An ounce of prevention

April 25, 2003

HALTING THE SPREAD of an epidemic is not a job for sissies. It requires aggressive action, blunt truth and sometimes painful precautionary measures.

So, as much as we might sympathize with Toronto officials for the economic damage their city is suffering from a World Health Organization warning on travel there, the travel advisory seems justified.

News that a Maryland doctor may have inadvertently brought severe acute respiratory syndrome, or SARS, home with him from the Canadian city underscores that there is no more time for dithering.

Authorities in Toronto believed as recently as two weeks ago that their isolation and quarantine efforts had controlled contagion of the flu-like ailment. Now, with 16 dead and scores more probable cases in the metropolitan area, they acknowledge SARS may have slipped their grasp.

With the advantage of advance warning, Maryland health officials are taking steps to avoid a major SARS outbreak here.

Three possible local cases -- including the doctor and two women, one of whom has been determined not to have SARS -- were isolated along with family members. Medical personnel throughout the region are on the lookout for others with the telltale symptoms: a high fever, dry cough, body aches and recent travel to Toronto or Asian countries where the epidemic began.

With development of a vaccine at least a year away, and much still unknown about the way SARS is spread, far more sweeping steps such as the quarantines imposed in Toronto and Hong Kong may become necessary.

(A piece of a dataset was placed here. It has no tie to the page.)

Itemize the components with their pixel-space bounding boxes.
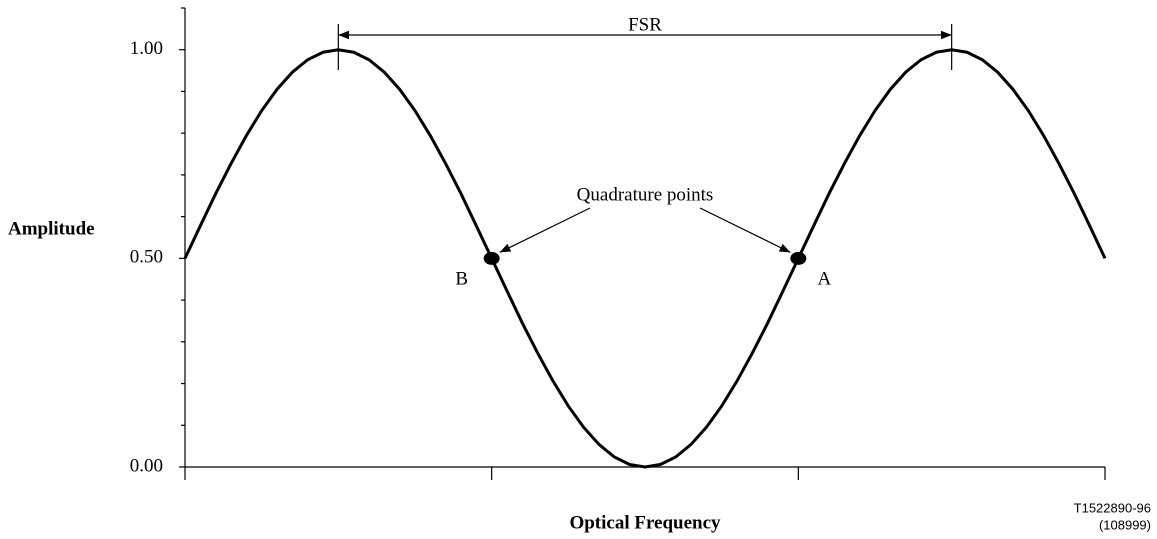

At this point, the first level of defense probably rests with individuals.

The disease appears to pass between people at close range who breathe the same air or touch the same objects. SARS may also linger on surfaces such as light switches long after contact with an infected person.

So, you can protect yourself much as you would from a cold. Wash your hands frequently with soap and hot water. Avoid sick people with respiratory ailments, especially if they are coughing or sneezing. Be alert to your own possible symptoms, and report them to your doctor.

There's no need for anyone here but medical workers to start wearing protective masks. Or to cower at home rather than going about the normal activities of life.

In fact, the U.S. Centers for Disease Control and Prevention says it's not even recommending against travel to Toronto, like its global counterpart did. Just try to stay out of the hospitals there, the CDC says, because that's where the contagion has mostly spread.

Another example of how to chart the course between precaution and panic comes from Elliot Pellman, medical adviser to the major-league baseball players who compete with Toronto's Blue Jays.

It's OK to play in Toronto, he says. Even to sign autographs. But don't accept a ball or picture to sign from just anyone. And use your own pen.